Présentation de l’éditeur
Tome 1
“- Ah ! enlevez ces… enlevez donc ces… (Elle désignait les lunettes.)
Pierre les enleva. Son regard n’était pas seulement étrange comme l’est d’ordinaire celui des gens qui enlèvent leurs lunettes, il était apeuré et interrogateur. Pierre voulut se pencher sur la main d’Hélène et la baiser, mais d’un mouvement rapide et brutal de la tête, elle s’empara de ses lèvres et y appuya les siennes. Le visage d’Hélène frappa désagréablement Pierre par son expression égarée. »
Tome 2
« -Couchez-vous! cria l’aide de camp en se jetant à terre. Le prince André, debout, hésitait. La grenade fumante tournait comme une toupie entre lui et l’aide de camp, à la limite de la prairie et du champ, près d’une touffe d’armoise.
-Est-ce vraiment la mort? se dit le prince André en considérant d’un regard neuf, envieux, l’herbe, l’armoise et le filet de fumée qui s’élevait de la balle noire tourbillonnante.

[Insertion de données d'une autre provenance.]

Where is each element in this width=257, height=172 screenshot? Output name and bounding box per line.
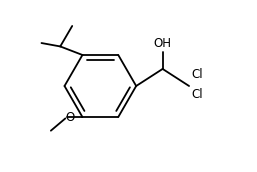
Text: Cl: Cl [192, 88, 203, 101]
Text: O: O [65, 111, 74, 123]
Text: OH: OH [154, 37, 172, 50]
Text: Cl: Cl [192, 68, 203, 80]
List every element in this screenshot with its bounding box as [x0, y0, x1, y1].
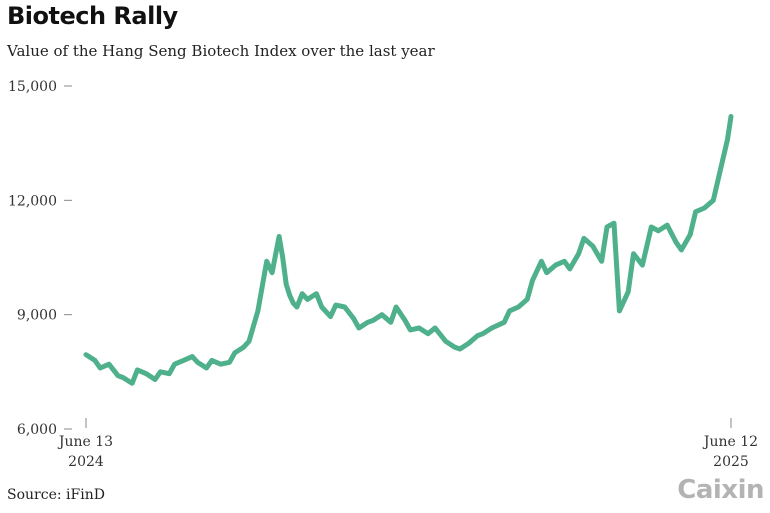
- chart-title: Biotech Rally: [7, 2, 178, 30]
- y-axis: 6,000 9,000 12,000 15,000: [8, 79, 72, 438]
- source-note: Source: iFinD: [7, 487, 105, 503]
- y-tick-label: 6,000: [17, 422, 57, 438]
- x-tick-label-year: 2024: [68, 454, 104, 470]
- chart-subtitle: Value of the Hang Seng Biotech Index ove…: [7, 42, 435, 60]
- y-tick-label: 9,000: [17, 308, 57, 324]
- y-tick-label: 15,000: [8, 79, 57, 95]
- x-tick-label-date: June 13: [57, 434, 113, 450]
- y-tick-label: 12,000: [8, 193, 57, 209]
- caixin-logo: Caixin: [677, 475, 764, 505]
- x-tick-label-year: 2025: [713, 454, 749, 470]
- x-tick-label-date: June 12: [702, 434, 758, 450]
- x-axis: June 13 2024 June 12 2025: [57, 418, 758, 470]
- series-line-hang-seng-biotech: [83, 114, 734, 386]
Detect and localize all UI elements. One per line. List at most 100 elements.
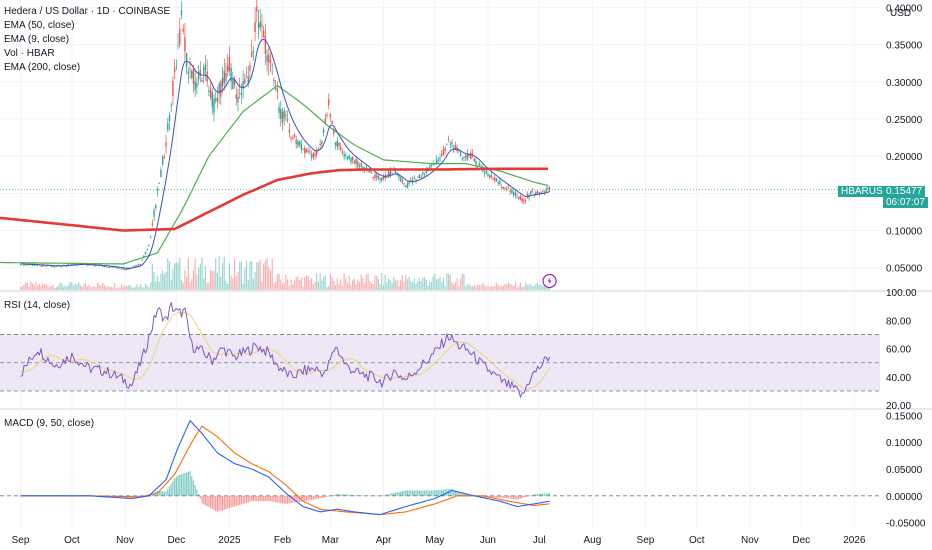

Je ne veux pas, je ne veux pas mourir, j’aime la vie, j’aime cette herbe, cette terre et l’air… »
Commentaire
Je sors tout juste de ces 2000 pages (on s’entend, nous sommes le 18 août au moment où j’écris ce billet!) et je crois que je suis encore en Russie avec ces personnages. Parfois je danse au bal avec Natacha, parfois j’entends le bruit des canons ou je sens l’odeur de l’incendie de Moscou. D’autres fois, je discute politique avec princes et comtes, je me faufile sous les sifflements des balles, je marche dans le froid ou je pleure sur la mort d’un personnage. Ce roman, je l’ai vécu.
Je sais que c’est maaaaal mais j’ai une image très romantique de la Russie de l’époque, avec ses tsars, ses grandes étendues de neige, ses troïkas et ses palais démesurés. C’est un pays qui m’a toujours fascinée mais que je ne connais en somme que superficiellement. J’ai donc plongé avec délices dans ce roman, j’ai vécu dedans, j’en ai rêvé (bon, le rêve incluait parfois des bains volants… mais ça c’est une autre histoire, conditionnée par mon cerveau bizarre). J’ai ouvert du roman en ne sachant absolument pas quelle était l’histoire qu’on allait me raconter; je savais seulement que c’était long et qu’il y avait beaucoup de batailles. Étrangement, je n’ai pas trouvé ça long du tout (2000 pages en une semaine et demie, quand même… il fallait que je sois passionnée pas à peu près!) et Tolstoï m’a captivée, même pendant les descriptions de la guerre et des ses batailles, parce que si elles sont racontées en gros, dans leur ensemble, elle le sont surtout par les yeux et les perspectives de ses personnages, auxquels j’étais attachée. Du coup, on a l’impression de suivre cette bataille d’un point de vue personnel. Je dois aussi avouer que ma terrible méconnaissance de l’histoire me faisait avoir hâte de connaître l’issue de la bataille d’Auzterlitz… (j’ai honte, je sais… sans la gare, je n’en aurais pas eu la moindre idée.)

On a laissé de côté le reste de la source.